Oh, I see. I have no airflow in the room for it either. So maybe I should look at something like a Meshify case if I need one but don’t have rack-mount storage available.

The thing is, I don’t know what I’m comfortable with unless I try and fail (or succeed). Let me explain the logic behind my hypothetical system.

Pool “A” for Important Data
3-way ZFS mirror of 4TB drives

Currently, there’s about 1.5TB of data, and it grows very slowly (~150GB/year). It’s important, so I’d rather go with a simpler pool setup, like a 3-way ZFS mirror. It can withstand as many failures as RAIDZ2 but is overall more reliable and faster during resilvering. It is also easier to “maintain.”

Pool “B” for Snapshots
2-way ZFS mirror of 4TB drives

Primary/intermediate storage for snapshots of pool “A.”

It’s necessary to copy the exact same snapshot to external (air-gapped) locations. If I just switch external destinations and repeat the snapshot, it will store different versions of the original data.

Compared to using the same pool as the destination, it’s faster to copy from one pool to another (from “A” to “B”).

It’s a 2-way mirror to protect those snapshots from bit rot until they get copied to all the external destinations. From there, it is possible to compare versions from different drives if bit rot is suspected. The mirror would detect bit rot even with a single drive, but it won’t repair it. Once the snapshot is lost, you can’t repeat it because the original data has already been changed.

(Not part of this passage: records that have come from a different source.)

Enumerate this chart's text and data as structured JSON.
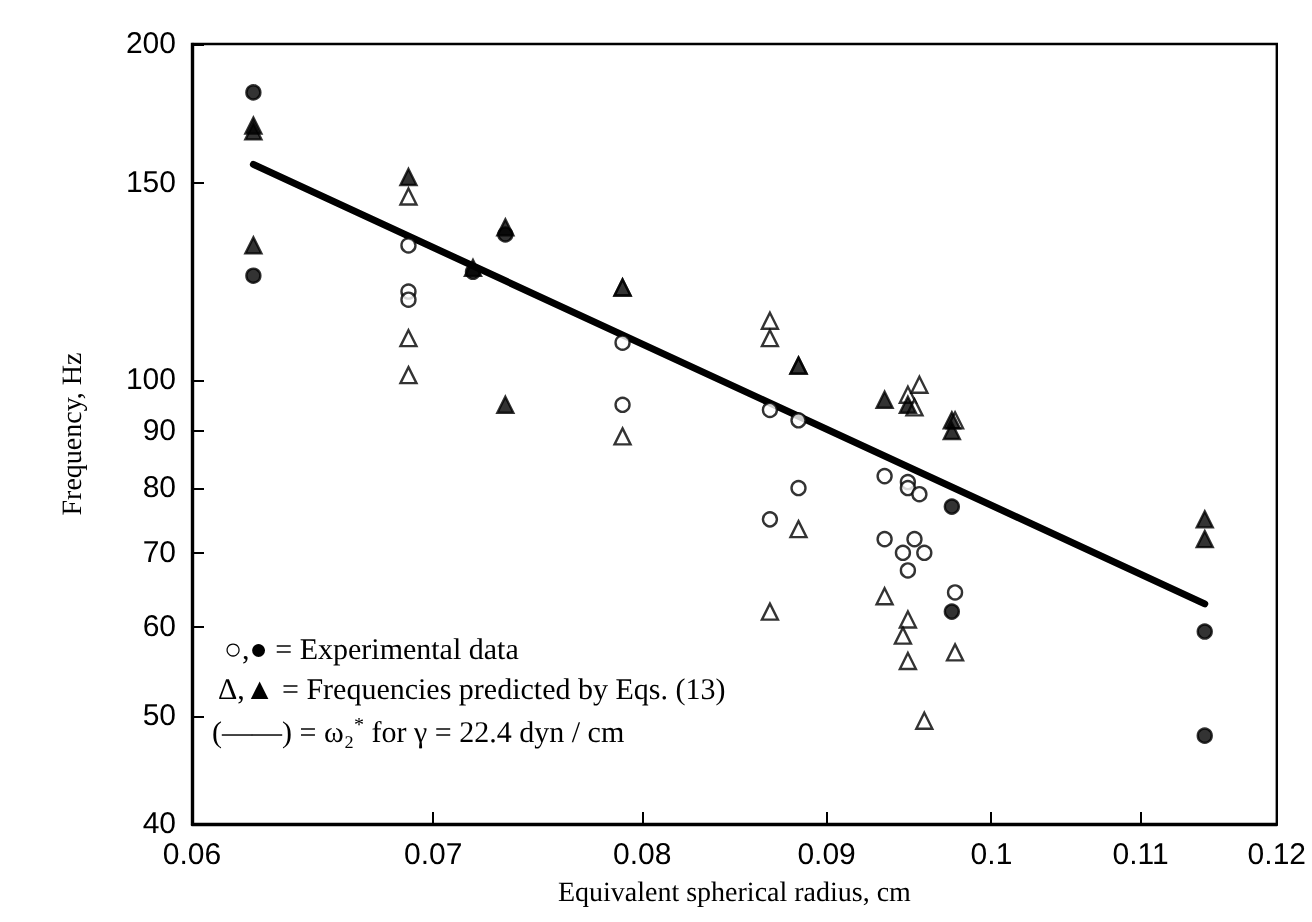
{
  "chart_data": {
    "type": "scatter",
    "xlabel": "Equivalent spherical radius, cm",
    "ylabel": "Frequency, Hz",
    "log": "xy",
    "grid": false,
    "xlim": [
      0.06,
      0.12
    ],
    "xticks": [
      0.06,
      0.07,
      0.08,
      0.09,
      0.1,
      0.11,
      0.12
    ],
    "ylim": [
      40,
      200
    ],
    "yticks": [
      40,
      50,
      60,
      70,
      80,
      90,
      100,
      150,
      200
    ],
    "annotations": [
      "○,● = Experimental data",
      "Δ,▲ = Frequencies predicted by Eqs. (13)",
      "(——) = ω₂$^{*}$ for γ = 22.4 dyn / cm"
    ],
    "series": [
      {
        "marker": "circle",
        "color": "#ffffff",
        "x": [
          0.0689,
          0.0689,
          0.0689,
          0.079,
          0.079,
          0.0868,
          0.0884,
          0.0868,
          0.0884,
          0.0934,
          0.0934,
          0.0948,
          0.0948,
          0.0955,
          0.0952,
          0.0945,
          0.0958,
          0.0948,
          0.0977
        ],
        "values": [
          132,
          120,
          118,
          108,
          95,
          94,
          92,
          75,
          80,
          82,
          72,
          81,
          80,
          79,
          72,
          70,
          70,
          67.5,
          64.5
        ]
      },
      {
        "marker": "circle",
        "color": "#000000",
        "x": [
          0.0624,
          0.0624,
          0.0718,
          0.0733,
          0.0975,
          0.0975,
          0.1146,
          0.1146
        ],
        "values": [
          181,
          124,
          125,
          135,
          77,
          62,
          59.5,
          48
        ]
      },
      {
        "marker": "triangle",
        "color": "#ffffff",
        "x": [
          0.0689,
          0.0689,
          0.0689,
          0.079,
          0.079,
          0.0868,
          0.0868,
          0.0884,
          0.0868,
          0.0884,
          0.0948,
          0.0955,
          0.0952,
          0.0977,
          0.0934,
          0.0948,
          0.0945,
          0.0948,
          0.0958,
          0.0977
        ],
        "values": [
          146,
          109,
          101,
          121,
          89,
          113,
          109,
          103,
          62,
          73.5,
          97,
          99,
          94.5,
          92,
          64,
          61,
          59,
          56,
          49.5,
          57
        ]
      },
      {
        "marker": "triangle",
        "color": "#000000",
        "x": [
          0.0624,
          0.0624,
          0.0624,
          0.0689,
          0.0718,
          0.0733,
          0.0733,
          0.079,
          0.0884,
          0.0934,
          0.0948,
          0.0975,
          0.0975,
          0.1146,
          0.1146
        ],
        "values": [
          169,
          167,
          132,
          152,
          126,
          137,
          95,
          121,
          103,
          96,
          95,
          92,
          90,
          75,
          72
        ]
      },
      {
        "type": "line",
        "marker": "none",
        "color": "#000000",
        "x": [
          0.0624,
          0.1146
        ],
        "values": [
          156,
          63
        ]
      }
    ]
  }
}
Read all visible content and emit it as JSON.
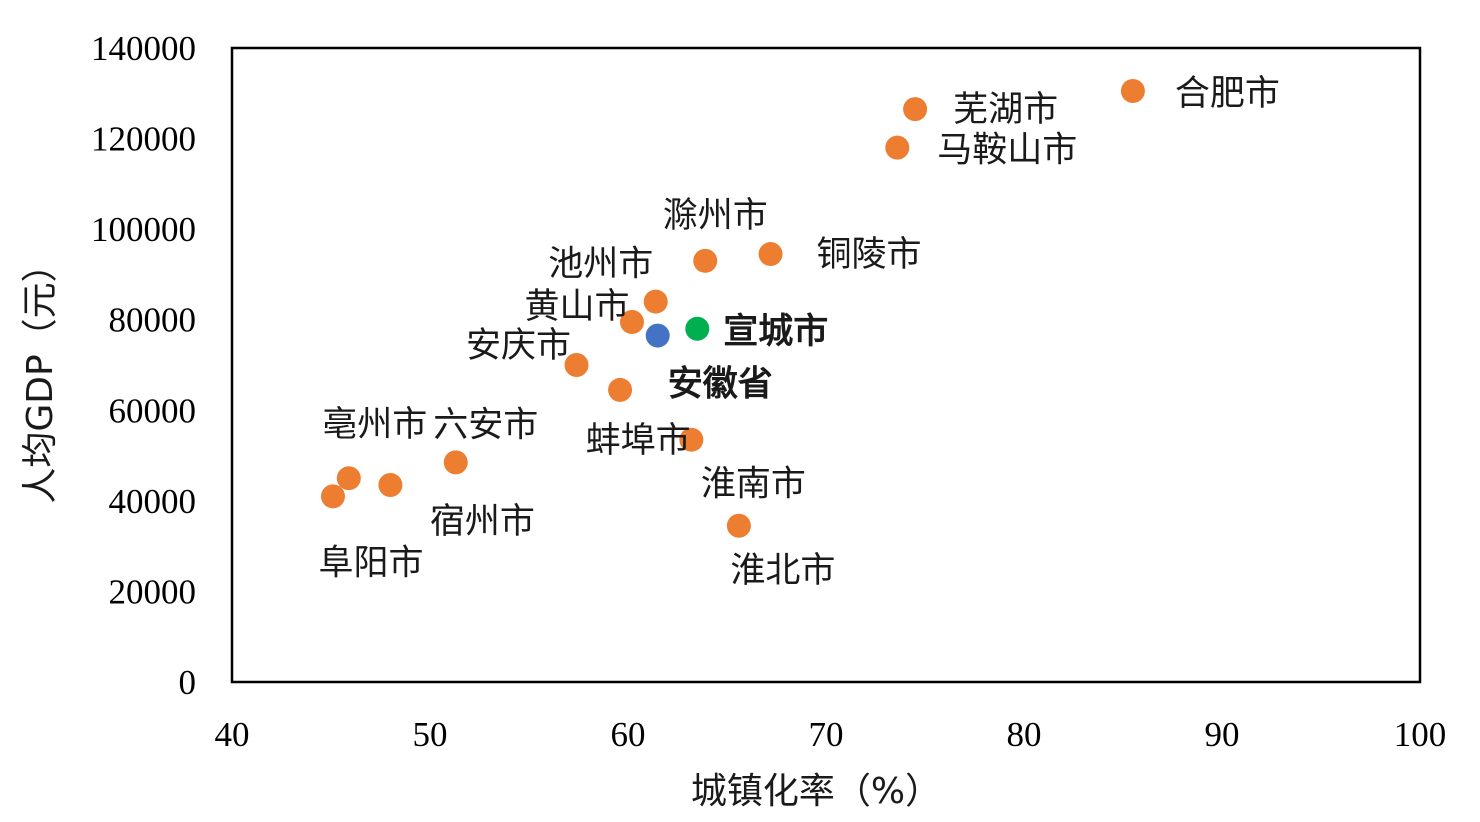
{
  "chart_data": {
    "type": "scatter",
    "title": "",
    "xlabel": "城镇化率（%）",
    "ylabel": "人均GDP（元）",
    "xlim": [
      40,
      100
    ],
    "ylim": [
      0,
      140000
    ],
    "xticks": [
      40,
      50,
      60,
      70,
      80,
      90,
      100
    ],
    "yticks": [
      0,
      20000,
      40000,
      60000,
      80000,
      100000,
      120000,
      140000
    ],
    "grid": false,
    "legend": "none",
    "colors": {
      "city": "#ED7D31",
      "province": "#4472C4",
      "highlight": "#00B050",
      "province_label": "#2E75B6"
    },
    "points": [
      {
        "label": "合肥市",
        "x": 85.5,
        "y": 130500,
        "group": "city"
      },
      {
        "label": "芜湖市",
        "x": 74.5,
        "y": 126500,
        "group": "city"
      },
      {
        "label": "马鞍山市",
        "x": 73.6,
        "y": 118000,
        "group": "city"
      },
      {
        "label": "铜陵市",
        "x": 67.2,
        "y": 94500,
        "group": "city"
      },
      {
        "label": "滁州市",
        "x": 63.9,
        "y": 93000,
        "group": "city"
      },
      {
        "label": "池州市",
        "x": 61.4,
        "y": 84000,
        "group": "city"
      },
      {
        "label": "黄山市",
        "x": 60.2,
        "y": 79500,
        "group": "city"
      },
      {
        "label": "宣城市",
        "x": 63.5,
        "y": 78000,
        "group": "highlight"
      },
      {
        "label": "安徽省",
        "x": 61.5,
        "y": 76500,
        "group": "province"
      },
      {
        "label": "安庆市",
        "x": 57.4,
        "y": 70000,
        "group": "city"
      },
      {
        "label": "蚌埠市",
        "x": 59.6,
        "y": 64500,
        "group": "city"
      },
      {
        "label": "六安市",
        "x": 51.3,
        "y": 48500,
        "group": "city"
      },
      {
        "label": "亳州市",
        "x": 45.9,
        "y": 45000,
        "group": "city"
      },
      {
        "label": "宿州市",
        "x": 48.0,
        "y": 43500,
        "group": "city"
      },
      {
        "label": "阜阳市",
        "x": 45.1,
        "y": 41000,
        "group": "city"
      },
      {
        "label": "淮南市",
        "x": 63.2,
        "y": 53500,
        "group": "city"
      },
      {
        "label": "淮北市",
        "x": 65.6,
        "y": 34500,
        "group": "city"
      }
    ]
  }
}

Pool “C” for Unimportant Data
4-wide RAIDZ2 of 4TB drives

Basically, space is a priority, but 8TB usable is plenty for now. Not sure if I’ll populate it with that much “garbage.” Nonetheless, losing the garbage would cause a significant amount of discomfort, so I still need it to be protected. (I’ll also do snapshots to external drives, but probably in a simpler, rotating manner.)

P.S.

Forgot to mention that pools “A” and “C” are saparated just to add more reliability though independency. If one pool gets corrupted, the other one survives.

I’m not saying this is a correct approach. Just explained it in more detail to get valuable notes and recommendations from you.